Friday, 3 April 2020

Can the ivory trade be stopped?






This is an African forest elephant that is native to the Congo basin of Africa. It is different in several ways from the bush elephant of the savannahs of Eastern and Southern Africa; it is smaller, has more rounded ears, and has straighter tusks. It is the tusks that are the reason why the forest elephant is an endangered species.

The ivory trade is illegal across the world but that does not stop it continuing, and on a stupendous scale. Markets in Angola, Nigeria and Sudan blatantly offer for sale thousands of items made from ivory, and there are plenty of willing buyers. An investigator recently came across a market in Luanda, the capital of Angola, where at least 10,000 ivory trinkets were openly displayed.

The trade in ivory claims around 33,000 African elephants every year. The species cannot afford to lose this many animals without being put under serious threat of extinction.

So who is buying the ivory and therefore fuelling the trade? In Angola, it is almost exclusively Chinese expatriate workers who buy the items to take home with them. Ivory has enormous significance as a status symbol among the China middle class, and people will gladly pay ten times the price that is charged by the market traders in Luanda.

There is therefore a very strong temptation for Chinese workers to smuggle small ivory articles out of the country and sell them to eager buyers back home in China. There are around 250,000 Chinese workers in Angola at any one time, so if only a small proportion take this course when they leave, the amount of ivory leaving the country could still be enormous.

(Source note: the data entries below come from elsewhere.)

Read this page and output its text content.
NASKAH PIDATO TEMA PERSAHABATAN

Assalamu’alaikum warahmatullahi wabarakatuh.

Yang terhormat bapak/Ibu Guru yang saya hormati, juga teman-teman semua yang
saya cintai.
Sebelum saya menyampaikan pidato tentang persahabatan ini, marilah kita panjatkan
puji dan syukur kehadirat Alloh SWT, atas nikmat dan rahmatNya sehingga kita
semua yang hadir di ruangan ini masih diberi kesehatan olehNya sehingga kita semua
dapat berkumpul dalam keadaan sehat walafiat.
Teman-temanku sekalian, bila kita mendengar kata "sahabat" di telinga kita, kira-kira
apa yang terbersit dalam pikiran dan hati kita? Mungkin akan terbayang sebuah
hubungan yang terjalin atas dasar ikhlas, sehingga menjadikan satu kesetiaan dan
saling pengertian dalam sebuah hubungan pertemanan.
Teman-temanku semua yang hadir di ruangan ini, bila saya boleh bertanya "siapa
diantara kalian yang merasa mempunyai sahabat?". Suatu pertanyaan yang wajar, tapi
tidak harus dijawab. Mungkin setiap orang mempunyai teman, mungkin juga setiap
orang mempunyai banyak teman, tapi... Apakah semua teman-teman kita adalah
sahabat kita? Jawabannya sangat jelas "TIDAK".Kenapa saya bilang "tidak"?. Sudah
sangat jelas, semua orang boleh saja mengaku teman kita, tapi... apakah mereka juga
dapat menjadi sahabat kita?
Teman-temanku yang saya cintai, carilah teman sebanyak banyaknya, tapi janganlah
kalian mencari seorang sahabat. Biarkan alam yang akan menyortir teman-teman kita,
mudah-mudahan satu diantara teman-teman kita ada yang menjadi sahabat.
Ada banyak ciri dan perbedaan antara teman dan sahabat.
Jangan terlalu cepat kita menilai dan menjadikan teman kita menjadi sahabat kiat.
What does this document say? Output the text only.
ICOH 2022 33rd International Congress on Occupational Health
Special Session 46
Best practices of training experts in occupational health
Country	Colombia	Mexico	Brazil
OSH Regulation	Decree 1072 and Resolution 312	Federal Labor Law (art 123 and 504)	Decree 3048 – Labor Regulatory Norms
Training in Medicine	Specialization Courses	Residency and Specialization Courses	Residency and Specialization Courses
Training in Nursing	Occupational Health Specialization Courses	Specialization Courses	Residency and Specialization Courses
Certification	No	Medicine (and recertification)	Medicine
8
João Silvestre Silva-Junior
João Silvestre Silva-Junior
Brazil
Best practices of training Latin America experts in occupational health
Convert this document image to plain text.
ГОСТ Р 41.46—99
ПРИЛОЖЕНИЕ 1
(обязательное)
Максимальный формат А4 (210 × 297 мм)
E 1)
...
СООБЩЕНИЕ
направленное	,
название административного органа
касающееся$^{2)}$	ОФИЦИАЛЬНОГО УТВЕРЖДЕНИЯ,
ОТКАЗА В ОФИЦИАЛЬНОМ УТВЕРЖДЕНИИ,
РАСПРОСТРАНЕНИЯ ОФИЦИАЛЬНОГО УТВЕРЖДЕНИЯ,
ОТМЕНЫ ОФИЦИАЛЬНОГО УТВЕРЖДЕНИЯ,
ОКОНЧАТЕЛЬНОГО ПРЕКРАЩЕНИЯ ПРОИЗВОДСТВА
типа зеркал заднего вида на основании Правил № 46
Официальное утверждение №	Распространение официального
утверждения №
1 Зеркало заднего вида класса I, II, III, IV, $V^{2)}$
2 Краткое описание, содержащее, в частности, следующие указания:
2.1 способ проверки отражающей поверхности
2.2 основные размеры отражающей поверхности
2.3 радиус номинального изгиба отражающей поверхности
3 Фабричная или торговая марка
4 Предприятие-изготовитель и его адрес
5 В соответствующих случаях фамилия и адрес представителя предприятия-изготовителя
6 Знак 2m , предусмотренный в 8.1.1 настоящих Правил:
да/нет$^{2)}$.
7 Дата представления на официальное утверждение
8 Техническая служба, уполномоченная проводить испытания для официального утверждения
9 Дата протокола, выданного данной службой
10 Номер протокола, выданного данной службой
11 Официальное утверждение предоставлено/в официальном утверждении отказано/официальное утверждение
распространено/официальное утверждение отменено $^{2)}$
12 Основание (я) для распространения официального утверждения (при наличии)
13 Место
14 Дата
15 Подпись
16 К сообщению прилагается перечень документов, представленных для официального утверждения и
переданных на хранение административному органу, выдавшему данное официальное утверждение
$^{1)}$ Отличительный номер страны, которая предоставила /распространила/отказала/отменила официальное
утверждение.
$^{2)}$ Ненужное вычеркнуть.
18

The way to stop the trade is to curb the demand. This has been done very successfully in the west, with potential consumers realising the harm that was being done in the wild by their desire to own ivory artefacts. However, this message has still not got home in China. Governments do not like to criticise China, for fear of losing valuable contracts and export markets, so the protests being made are low-key or completely absent.

It is high time that this attitude changed. The Chinese government has it within its power to enforce bans on ivory imports. Searching all workers at the airport as they return from Africa, and punishing anyone found with ivory items on them, would be a good start.